The system integrates with Roboflow for cloud-based computer vision processing, handling thousands of satellite images without requiring cities to maintain their own machine learning infrastructure.

"Roboflow is incredibly useful for rapid development of vision models."

- Ryan Johnston, Co-founder & CTO, Waypoint Transit

The broader platform connects to GIS layers, crash report databases, transit feeds, and municipal code libraries. Planners interact with it using plain English - describing what analysis they need. The system does the retrieval, synthesis, and report generation. The planner reviews, edits, and publishes.

It's not replacing the planner. It's replacing the 80% of their day that shouldn't require a planning degree.

What Waypoint has
actually done.

01
Accepted into Y Combinator's Winter 2025 batch - one of the most selective startup programs in the world, admitting roughly 1-2% of applicants.
02
Deployed in 10+ municipalities across the US within the company's first year - including transit authorities, regional planning commissions, and departments of transportation.
03
Completed production projects for Santa Fe MPO, Teton County, Marin County, Berkshire County, Walnut Creek, and Duluth MN - covering safety analyses, ADA reviews, corridor studies, and asset inventories.
04
Raised $500K in pre-seed funding from Y Combinator, Kyber Knight Capital, and 468 Capital to build and scale the platform.
05
Built and deployed computer vision models for satellite imagery analysis using datasets as small as 400 images - identifying curbs, crosswalks, and pedestrian infrastructure at scale.
06
Ryan Johnston secured grant funding and implemented real-time e-paper transit signage for Duluth, MN - pairing permanent analog route signs with live arrival information, a project that became the seed of Waypoint.

Backed by the best
early-stage investors in the game.

$500K
PRE-SEED ROUND  ·  2024/2025

A small round with serious names. Y Combinator doesn't invest in ideas - they invest in founders and early traction.

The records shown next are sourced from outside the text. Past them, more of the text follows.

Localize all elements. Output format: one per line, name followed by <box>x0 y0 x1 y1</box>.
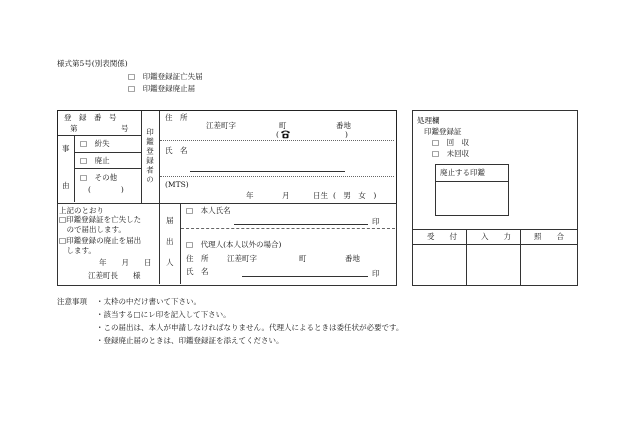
address-banchi: 番地 <box>336 121 351 130</box>
column-accept: 受 付 <box>427 232 457 241</box>
birth-era: (MTS) <box>165 180 189 189</box>
form-number: 様式第5号(別表関係) <box>57 59 128 68</box>
agent-seal-mark: 印 <box>372 269 380 278</box>
notifier-char-3: 人 <box>166 258 174 267</box>
statement-abolish-checkbox[interactable]: □印鑑登録の廃止を届出 <box>59 236 142 245</box>
note-item: ・この届出は、本人が申請しなければなりません。代理人によるときは委任状が必要です。 <box>96 323 404 332</box>
self-seal-mark: 印 <box>372 217 380 226</box>
notes-heading: 注意事項 <box>57 297 87 306</box>
reason-char-1: 事 <box>62 144 70 153</box>
reason-lost-checkbox[interactable]: □ 紛失 <box>80 139 110 148</box>
note-item: ・該当する□にレ印を記入して下さい。 <box>96 310 231 319</box>
agent-address-label: 住 所 <box>186 254 209 263</box>
telephone-icon <box>280 129 291 139</box>
certificate-label: 印鑑登録証 <box>424 127 462 136</box>
name-line[interactable] <box>190 171 345 172</box>
registration-number-label: 登 録 番 号 <box>64 113 117 122</box>
note-item: ・太枠の中だけ書いて下さい。 <box>96 297 201 306</box>
column-input: 入 力 <box>481 232 511 241</box>
address-label: 住 所 <box>165 113 188 122</box>
column-check: 照 合 <box>534 232 564 241</box>
agent-town: 江差町字 <box>227 254 257 263</box>
abolish-seal-label: 廃止する印鑑 <box>440 168 485 177</box>
statement-lost-checkbox[interactable]: □印鑑登録証を亡失した <box>59 215 142 224</box>
collected-checkbox[interactable]: □ 回 収 <box>432 138 470 147</box>
reason-char-2: 由 <box>62 181 70 190</box>
statement-line-3: ので届出します。 <box>59 225 126 234</box>
agent-checkbox[interactable]: □ 代理人(本人以外の場合) <box>186 240 282 249</box>
mayor-addressee: 江差町長 様 <box>88 271 141 280</box>
name-label: 氏 名 <box>165 146 188 155</box>
address-town: 江差町字 <box>206 121 236 130</box>
birth-month: 月 <box>282 191 290 200</box>
statement-line-1: 上記のとおり <box>59 206 104 215</box>
option-lost-notice[interactable]: □ 印鑑登録証亡失届 <box>128 72 203 81</box>
phone-paren-close: ) <box>345 130 348 139</box>
notifier-char-1: 届 <box>166 216 174 225</box>
statement-line-5: します。 <box>59 246 96 255</box>
agent-cho: 町 <box>299 254 307 263</box>
agent-name-label: 氏 名 <box>186 267 209 276</box>
agent-banchi: 番地 <box>345 254 360 263</box>
self-name-line[interactable] <box>234 224 368 225</box>
not-collected-checkbox[interactable]: □ 未回収 <box>432 149 470 158</box>
option-abolish-notice[interactable]: □ 印鑑登録廃止届 <box>128 84 196 93</box>
self-name-checkbox[interactable]: □ 本人氏名 <box>186 206 231 215</box>
registration-number-prefix: 第 <box>70 124 78 133</box>
agent-name-line[interactable] <box>242 276 368 277</box>
note-item: ・登録廃止届のときは、印鑑登録証を添えてください。 <box>96 336 284 345</box>
birth-day: 日生 <box>313 191 328 200</box>
reason-other-detail[interactable]: ( ) <box>88 185 124 194</box>
processing-title: 処理欄 <box>417 116 440 125</box>
date-line[interactable]: 年 月 日 <box>99 258 152 267</box>
registrant-label: 印鑑登録者の <box>145 128 155 185</box>
address-cho: 町 <box>279 121 287 130</box>
reason-damage-checkbox[interactable]: □ 廃止 <box>80 156 110 165</box>
reason-other-checkbox[interactable]: □ その他 <box>80 173 118 182</box>
phone-paren-open: ( <box>276 130 279 139</box>
registration-number-suffix: 号 <box>121 124 129 133</box>
gender-choice[interactable]: ( 男 女 ) <box>333 191 377 200</box>
birth-year: 年 <box>246 191 254 200</box>
notifier-char-2: 出 <box>166 237 174 246</box>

Y COMBINATOR KYBER KNIGHT CAPITAL 468 CAPITAL

Things worth knowing
about Waypoint.

FUN FACT #1
The CEO of Waypoint Transit - a company that builds infrastructure planning tools for transit systems - does not own a car. Varun Tandon lives his thesis.
FUN FACT #2
Waypoint's origin story isn't a whiteboard. Ryan Johnston built actual e-paper real-time bus signs for Duluth, MN - then realized the planning side was even more broken than the signage side.
FUN FACT #3
Two founders. Thousands of lines of code. 10+ cities. That ratio of people to impact is either impressive or alarming. Maybe both.
FUN FACT #4
Their computer vision models can identify curbs and crosswalks from satellite imagery with high accuracy from just 400 training images. Most urban infrastructure has never been catalogued this way before.